Wednesday, June 24, 2009

CT Code Camp Recap: Part 1

.NET Troubleshooting in a Production Environment - Polina Cherkasova

This session was a review of different strategies for identifying problems that are discovered after software has been deployed to the production environment. Polina categorized the severity of issues from unexpected behaviors (e.g. code working as designed but not as the user believes it should) through complete application failure (i.e. smoking crater where the server used to be).

One of the strategies to diagnose a problem was to have the production environment run in debug mode. However, this approach results in an application that is not identical to the production build and can skew the results. Besides, the problem may not be something which can be reproduced at will.

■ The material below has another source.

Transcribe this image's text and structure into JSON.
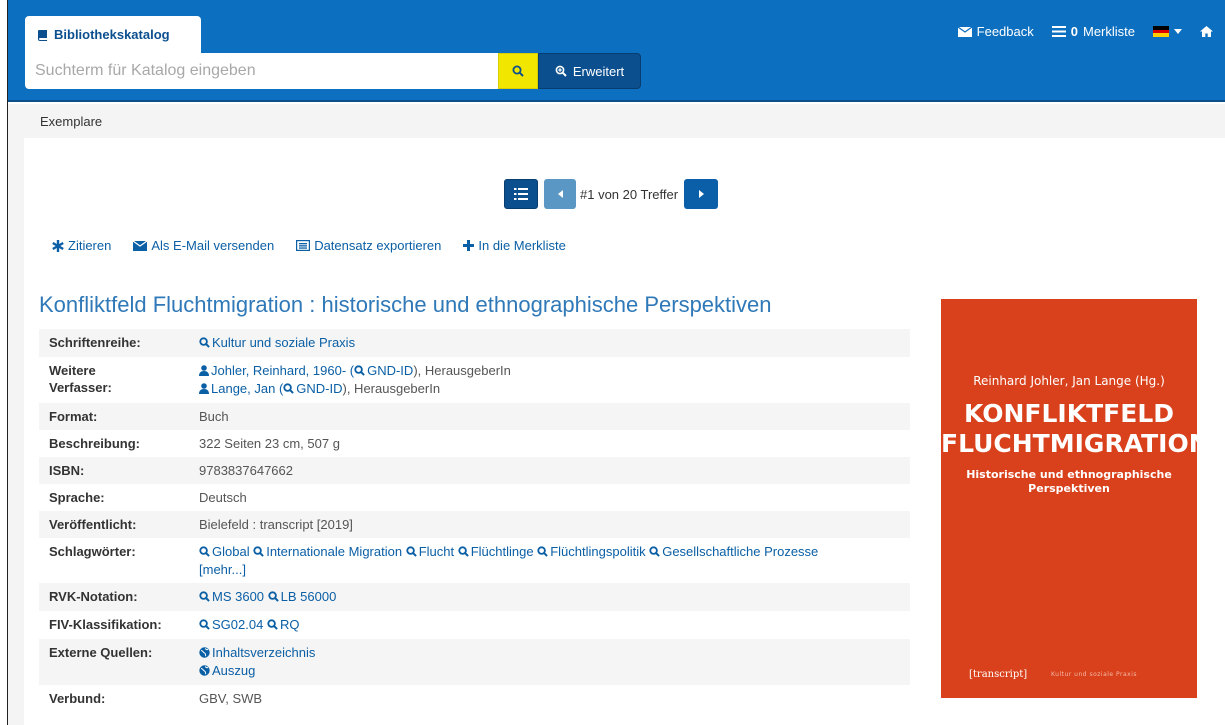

Polina spent a fair amount of time advocating for using an on-the-fly debugger. The debugger she was using was AVIcode ART (www.art4dotnet.com). It was about 3/4 of the way through the presentation before I realized Polina worked for AVIcode. So her advocacy made sense in that light. Her demo was compelling, though. I liked the fact you just configure the application to monitor the application (without having to code additional instrumentation into the application) and it can report on a variety of conditions with varying thresholds of sensitivity.

Another strategy is using application logs using tools such as log4net, Entity Library, Event Log, nLog, etc. This approach allows for information to be retrieved at run time but requires development effort and usually only deals with handled exceptions. Missing from her analysis was coding robust event logging into the application. Doing this will provide the person diagnosing a problem with additional information for identifying what lead to the problem being researched. However, like error logs, this requires development effort and getting the signal to noise ratio right can be a challenge (so only events which are truly helpful are captured).